One of the benefits of this system is the added control of when to display a menu item, and what to use as the label. If you want to only display your context menu item when 42 text/html files and one image/png file are selected you can. However it does mean that each new extension causes some code to be run before popping up a context menu. I have no idea how this compares time wise to the time taken for the previous bonobo-activation query though.

Property Pages

The interface for property pages is quite similar to the context menu interface. As with context menus, you have an imperative NautilusPropertyPageProvider::get_pages interface rather than a declaritive interface based on activation properties. This has the benefit that you can simply not provide the page when the properties in question are not available for the file (with the old setup, you’d end up providing a properties page stating that there is nothing to display).

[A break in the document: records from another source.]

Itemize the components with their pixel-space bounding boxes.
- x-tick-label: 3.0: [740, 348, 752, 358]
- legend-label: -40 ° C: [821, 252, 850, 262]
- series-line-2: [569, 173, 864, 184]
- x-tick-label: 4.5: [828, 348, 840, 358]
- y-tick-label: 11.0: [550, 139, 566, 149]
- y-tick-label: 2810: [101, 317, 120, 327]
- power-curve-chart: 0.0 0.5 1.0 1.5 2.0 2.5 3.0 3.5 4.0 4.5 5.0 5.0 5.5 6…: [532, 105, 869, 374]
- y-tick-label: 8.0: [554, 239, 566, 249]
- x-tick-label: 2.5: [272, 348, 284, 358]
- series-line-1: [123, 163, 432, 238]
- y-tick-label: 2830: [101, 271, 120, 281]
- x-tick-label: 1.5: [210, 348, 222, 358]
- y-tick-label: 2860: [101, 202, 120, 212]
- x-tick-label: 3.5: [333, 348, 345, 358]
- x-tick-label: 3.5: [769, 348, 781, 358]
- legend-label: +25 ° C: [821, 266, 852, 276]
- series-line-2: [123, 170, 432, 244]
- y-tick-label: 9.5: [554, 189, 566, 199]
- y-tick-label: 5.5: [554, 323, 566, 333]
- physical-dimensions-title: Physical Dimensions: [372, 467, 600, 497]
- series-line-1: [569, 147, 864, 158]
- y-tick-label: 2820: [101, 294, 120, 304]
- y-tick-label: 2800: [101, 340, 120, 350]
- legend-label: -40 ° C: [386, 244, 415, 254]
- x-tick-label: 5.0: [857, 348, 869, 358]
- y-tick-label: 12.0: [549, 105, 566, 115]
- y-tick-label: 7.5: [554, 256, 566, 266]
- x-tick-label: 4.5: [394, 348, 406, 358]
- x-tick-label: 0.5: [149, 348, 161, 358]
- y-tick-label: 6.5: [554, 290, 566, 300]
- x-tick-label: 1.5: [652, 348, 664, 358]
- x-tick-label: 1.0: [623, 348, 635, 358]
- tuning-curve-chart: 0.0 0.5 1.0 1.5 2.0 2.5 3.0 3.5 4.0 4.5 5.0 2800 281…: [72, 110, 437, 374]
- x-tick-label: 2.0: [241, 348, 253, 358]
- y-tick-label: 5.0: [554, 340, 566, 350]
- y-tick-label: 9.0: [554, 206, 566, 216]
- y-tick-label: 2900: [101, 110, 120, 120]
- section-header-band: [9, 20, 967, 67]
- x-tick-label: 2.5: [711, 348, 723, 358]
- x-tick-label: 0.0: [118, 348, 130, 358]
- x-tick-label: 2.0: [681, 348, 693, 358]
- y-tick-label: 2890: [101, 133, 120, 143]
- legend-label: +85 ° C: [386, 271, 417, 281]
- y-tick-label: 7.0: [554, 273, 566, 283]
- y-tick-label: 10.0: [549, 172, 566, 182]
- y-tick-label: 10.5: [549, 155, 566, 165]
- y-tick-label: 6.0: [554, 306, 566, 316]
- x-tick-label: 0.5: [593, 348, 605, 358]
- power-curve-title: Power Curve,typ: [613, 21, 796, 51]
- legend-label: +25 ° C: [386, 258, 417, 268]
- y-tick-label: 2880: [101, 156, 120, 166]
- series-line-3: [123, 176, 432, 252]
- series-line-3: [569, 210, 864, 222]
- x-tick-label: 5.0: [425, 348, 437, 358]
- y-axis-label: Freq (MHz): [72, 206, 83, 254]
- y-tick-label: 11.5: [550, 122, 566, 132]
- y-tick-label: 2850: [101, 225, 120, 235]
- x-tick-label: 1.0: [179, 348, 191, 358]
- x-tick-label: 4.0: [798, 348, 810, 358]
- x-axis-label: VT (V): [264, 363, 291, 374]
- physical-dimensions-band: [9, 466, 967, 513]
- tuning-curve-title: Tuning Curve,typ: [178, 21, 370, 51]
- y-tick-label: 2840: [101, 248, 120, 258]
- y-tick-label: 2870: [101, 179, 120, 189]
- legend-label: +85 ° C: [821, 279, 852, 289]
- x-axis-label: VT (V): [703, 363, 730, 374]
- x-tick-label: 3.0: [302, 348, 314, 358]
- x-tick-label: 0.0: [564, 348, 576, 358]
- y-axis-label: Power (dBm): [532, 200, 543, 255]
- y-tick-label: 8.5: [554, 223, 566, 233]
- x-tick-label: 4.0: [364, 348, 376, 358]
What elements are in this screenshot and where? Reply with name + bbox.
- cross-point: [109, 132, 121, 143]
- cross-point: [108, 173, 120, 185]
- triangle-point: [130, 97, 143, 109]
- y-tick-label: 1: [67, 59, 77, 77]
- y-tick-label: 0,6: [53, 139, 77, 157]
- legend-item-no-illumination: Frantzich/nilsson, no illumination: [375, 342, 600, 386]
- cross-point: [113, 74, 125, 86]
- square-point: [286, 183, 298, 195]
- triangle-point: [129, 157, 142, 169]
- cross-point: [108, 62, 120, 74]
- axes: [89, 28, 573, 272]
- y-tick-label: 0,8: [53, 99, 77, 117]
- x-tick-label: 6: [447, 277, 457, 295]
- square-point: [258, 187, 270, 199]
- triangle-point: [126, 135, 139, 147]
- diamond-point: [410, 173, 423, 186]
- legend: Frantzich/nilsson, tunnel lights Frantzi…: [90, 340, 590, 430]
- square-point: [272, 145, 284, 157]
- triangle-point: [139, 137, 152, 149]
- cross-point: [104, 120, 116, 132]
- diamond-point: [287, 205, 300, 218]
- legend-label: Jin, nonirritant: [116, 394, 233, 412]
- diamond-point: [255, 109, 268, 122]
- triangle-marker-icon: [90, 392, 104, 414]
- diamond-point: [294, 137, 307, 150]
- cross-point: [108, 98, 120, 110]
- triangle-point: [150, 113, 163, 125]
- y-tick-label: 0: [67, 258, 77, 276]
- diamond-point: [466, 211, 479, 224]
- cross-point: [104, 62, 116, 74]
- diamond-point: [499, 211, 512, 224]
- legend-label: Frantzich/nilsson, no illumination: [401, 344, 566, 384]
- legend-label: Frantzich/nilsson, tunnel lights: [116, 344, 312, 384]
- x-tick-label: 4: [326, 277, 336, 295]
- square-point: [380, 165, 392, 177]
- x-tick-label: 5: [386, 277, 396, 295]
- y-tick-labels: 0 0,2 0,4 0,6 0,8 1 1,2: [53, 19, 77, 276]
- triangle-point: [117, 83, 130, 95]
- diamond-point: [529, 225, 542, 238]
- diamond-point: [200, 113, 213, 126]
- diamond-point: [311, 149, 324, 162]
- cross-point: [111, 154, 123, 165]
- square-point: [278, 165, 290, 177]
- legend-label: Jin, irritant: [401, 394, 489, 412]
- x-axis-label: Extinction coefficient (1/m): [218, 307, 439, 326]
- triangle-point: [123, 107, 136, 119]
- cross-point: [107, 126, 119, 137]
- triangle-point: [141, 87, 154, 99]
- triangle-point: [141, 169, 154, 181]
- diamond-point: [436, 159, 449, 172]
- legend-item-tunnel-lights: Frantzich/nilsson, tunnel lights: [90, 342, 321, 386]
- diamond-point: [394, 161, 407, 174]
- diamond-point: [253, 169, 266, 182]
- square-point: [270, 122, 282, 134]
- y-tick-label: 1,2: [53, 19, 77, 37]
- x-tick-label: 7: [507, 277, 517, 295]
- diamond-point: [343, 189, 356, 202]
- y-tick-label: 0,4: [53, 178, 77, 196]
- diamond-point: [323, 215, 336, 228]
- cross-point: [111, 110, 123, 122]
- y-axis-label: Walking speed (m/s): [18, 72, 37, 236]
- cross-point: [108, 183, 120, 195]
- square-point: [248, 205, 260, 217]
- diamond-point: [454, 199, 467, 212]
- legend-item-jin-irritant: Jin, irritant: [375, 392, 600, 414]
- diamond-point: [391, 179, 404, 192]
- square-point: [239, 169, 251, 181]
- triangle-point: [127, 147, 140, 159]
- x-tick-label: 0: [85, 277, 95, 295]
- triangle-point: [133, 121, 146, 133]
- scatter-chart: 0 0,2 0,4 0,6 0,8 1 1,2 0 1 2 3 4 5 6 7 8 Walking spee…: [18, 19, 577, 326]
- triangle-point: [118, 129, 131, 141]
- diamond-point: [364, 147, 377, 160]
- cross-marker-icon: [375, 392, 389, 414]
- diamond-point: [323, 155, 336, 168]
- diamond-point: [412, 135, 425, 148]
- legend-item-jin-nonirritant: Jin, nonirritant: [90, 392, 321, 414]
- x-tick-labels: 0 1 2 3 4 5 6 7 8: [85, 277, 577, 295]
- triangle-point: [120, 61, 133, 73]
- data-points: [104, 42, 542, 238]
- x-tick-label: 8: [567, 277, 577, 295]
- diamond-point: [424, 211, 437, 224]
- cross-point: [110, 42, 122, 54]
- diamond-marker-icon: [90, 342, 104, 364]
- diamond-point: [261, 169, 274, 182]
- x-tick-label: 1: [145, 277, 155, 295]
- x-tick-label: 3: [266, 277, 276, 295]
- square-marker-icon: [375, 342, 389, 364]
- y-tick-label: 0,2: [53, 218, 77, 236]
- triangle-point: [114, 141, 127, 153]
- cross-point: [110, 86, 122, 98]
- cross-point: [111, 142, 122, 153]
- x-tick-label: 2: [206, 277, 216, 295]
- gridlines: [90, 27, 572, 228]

The other interesting parts of the extension interface is the NautilusInfoProvider interface that lets you attach extra information to files, such as extra emblems or custom attributes, and NautilusColumnProvider, which lets you provide additional columns for the list view that map to custom file attributes. One example of this is nautilus-vcs, which can show revision numbers for files in CVS working copies and adds emblems indicating the file state.

Of course, there are downsides to the extension interface too — since extensions are always in process, they can crash Nautilus or leak memory. However, it was already possible for Bonobo based extensions to do this if they were designed as in-process components and badly written …

Another issue is that language bindings might find it more difficult to support the extension interface where the language runtime would have to cooperate with Nautilus, compared to out of process Bonobo components where they have more control. I guess we’ll see what happens.